Cian Dayrit is an artist, activist, and student of geography.
Sofia Gotti is an art historian and curator specializing in modern and contemporary art, with a focus on politics, feminism, and decoloniality in Latin America and the Global South. She is affiliated with the Department of History of Art and the Centre for Latin American Studies at the University of Cambridge, as well as with the Nuova Accademia delle Belle Arti (NABA) in Milan. She was artistic organizer for the 2024 Venice Biennale. She has previously taught at the Courtauld Institute of Art and has worked in curatorial capacities with institutions including Tate Modern, the Solomon R. Guggenheim Foundation, and Castello di Rivoli Museo d'Arte Contemporanea.
Małgorzata Kaźmierczak teaches at the University of National Education Commission in Kraków, Poland. Since 2004 she has been an independent curator of art projects in Poland and the United States, especially of performance-art events. She is also an author of many art reviews and academic articles on performance art. She is the current president of AICA International.
André Keiji Kunigami teaches in the Department of Film and Media Studies at the University of California, Irvine. He works on Japanese and Brazilian cinemas, Asia-Latin American studies, the visual regimes of race, and the theories of photography and film. His work has appeared in the Journal of Cinema and Media Studies, Journal of Latin American Cultural Studies, Verge: Studies in Global Asias, Galáxia, and Logos.
Cristian Nae teaches at the Faculty of Visual Arts and Design, George Enescu National University of the Arts, Iasi, Romania. His articles have been published in journals such as Third Text and Studies in Eastern European Cinema, as well as in edited collected volumes such as Globalizing the Avant-Garde (de Gruyter, 2024), State Construction and Art in East-Central Europe, 1918–2018 (Routledge, 2022), Realisms of the Avant-Garde (de Gruyter, 2020), Art History in a Global Context (Wiley-Blackwell, 2020), and Performance Art in the Second Public Sphere (Routledge, 2018). He curated the Romanian Pavilion at the 59th Venice Biennale.

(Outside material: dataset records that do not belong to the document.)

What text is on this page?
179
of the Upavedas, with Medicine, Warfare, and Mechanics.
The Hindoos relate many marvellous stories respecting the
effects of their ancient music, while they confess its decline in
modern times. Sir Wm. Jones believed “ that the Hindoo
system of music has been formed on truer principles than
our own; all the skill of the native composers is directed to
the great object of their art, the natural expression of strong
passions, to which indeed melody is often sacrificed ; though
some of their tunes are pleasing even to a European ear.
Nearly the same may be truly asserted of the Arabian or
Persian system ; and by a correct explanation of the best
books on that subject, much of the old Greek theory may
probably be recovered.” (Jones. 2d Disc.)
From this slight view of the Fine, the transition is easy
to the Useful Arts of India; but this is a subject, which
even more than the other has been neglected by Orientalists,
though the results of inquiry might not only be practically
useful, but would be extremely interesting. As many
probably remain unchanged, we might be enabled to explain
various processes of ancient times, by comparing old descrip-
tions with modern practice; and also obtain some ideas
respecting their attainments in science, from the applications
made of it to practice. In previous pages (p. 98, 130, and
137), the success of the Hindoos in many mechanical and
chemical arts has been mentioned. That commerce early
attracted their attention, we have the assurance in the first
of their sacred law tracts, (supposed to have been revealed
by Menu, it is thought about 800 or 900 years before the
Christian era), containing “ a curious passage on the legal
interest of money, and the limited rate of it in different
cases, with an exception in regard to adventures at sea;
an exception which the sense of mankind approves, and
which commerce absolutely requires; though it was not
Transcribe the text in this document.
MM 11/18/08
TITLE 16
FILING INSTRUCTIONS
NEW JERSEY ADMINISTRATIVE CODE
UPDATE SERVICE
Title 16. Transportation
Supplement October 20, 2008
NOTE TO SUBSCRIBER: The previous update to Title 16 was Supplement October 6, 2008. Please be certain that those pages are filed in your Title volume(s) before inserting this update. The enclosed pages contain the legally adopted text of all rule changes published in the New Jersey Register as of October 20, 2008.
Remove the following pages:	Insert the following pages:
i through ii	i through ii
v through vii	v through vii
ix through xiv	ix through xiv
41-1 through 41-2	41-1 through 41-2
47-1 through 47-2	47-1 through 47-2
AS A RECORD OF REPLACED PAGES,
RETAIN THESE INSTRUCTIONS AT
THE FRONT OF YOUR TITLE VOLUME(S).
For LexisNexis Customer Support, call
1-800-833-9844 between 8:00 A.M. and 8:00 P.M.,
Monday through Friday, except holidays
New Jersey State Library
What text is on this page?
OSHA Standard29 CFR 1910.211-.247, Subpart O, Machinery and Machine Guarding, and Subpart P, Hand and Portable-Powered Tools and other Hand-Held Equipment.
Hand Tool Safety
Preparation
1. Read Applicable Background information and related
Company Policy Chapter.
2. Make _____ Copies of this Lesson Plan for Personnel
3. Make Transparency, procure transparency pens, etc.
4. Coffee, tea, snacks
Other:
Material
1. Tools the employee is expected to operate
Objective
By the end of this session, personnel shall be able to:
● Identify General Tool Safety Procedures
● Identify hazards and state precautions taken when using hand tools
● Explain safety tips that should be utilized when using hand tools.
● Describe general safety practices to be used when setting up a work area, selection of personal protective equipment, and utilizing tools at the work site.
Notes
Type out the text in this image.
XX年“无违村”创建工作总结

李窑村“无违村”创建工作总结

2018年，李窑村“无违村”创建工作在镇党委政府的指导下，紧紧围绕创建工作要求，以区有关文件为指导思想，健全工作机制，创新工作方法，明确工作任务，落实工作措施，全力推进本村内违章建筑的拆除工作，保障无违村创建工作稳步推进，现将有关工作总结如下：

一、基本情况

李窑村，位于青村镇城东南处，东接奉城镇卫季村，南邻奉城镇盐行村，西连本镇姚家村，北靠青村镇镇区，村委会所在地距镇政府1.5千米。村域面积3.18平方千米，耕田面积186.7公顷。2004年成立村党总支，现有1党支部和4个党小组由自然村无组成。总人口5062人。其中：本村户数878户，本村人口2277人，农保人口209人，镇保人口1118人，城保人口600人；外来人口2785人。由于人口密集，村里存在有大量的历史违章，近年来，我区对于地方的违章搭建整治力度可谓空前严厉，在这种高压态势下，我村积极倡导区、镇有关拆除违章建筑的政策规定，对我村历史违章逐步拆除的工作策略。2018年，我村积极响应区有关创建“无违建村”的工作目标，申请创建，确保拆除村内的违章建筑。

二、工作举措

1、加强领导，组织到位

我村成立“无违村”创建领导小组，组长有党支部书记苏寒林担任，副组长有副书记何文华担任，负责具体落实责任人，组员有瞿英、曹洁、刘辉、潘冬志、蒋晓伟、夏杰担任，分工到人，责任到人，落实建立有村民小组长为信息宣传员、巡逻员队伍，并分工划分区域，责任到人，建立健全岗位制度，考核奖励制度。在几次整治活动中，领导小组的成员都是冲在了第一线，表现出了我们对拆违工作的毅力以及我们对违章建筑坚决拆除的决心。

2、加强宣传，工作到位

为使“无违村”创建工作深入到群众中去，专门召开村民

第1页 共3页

Tausif Noor is a critic, curator, and graduate student in history of art at the University of California, Berkeley, where he studies global modernisms with a focus on South Asia and its histories of internationalism. His criticism, essays, and interviews with artists have appeared in Artforum, The New York Times, The New Yorker, and the New York Review of Books, among other venues, as well as in various artist catalogs and monographs. He is a recipient of a 2023 Grace Dudley Prize for Arts Writing from the Robert B. Silver Foundation, as well as a 2023 Andy Warhol Foundation/ Creative Capital Arts Writers Grant for Short Form Writing.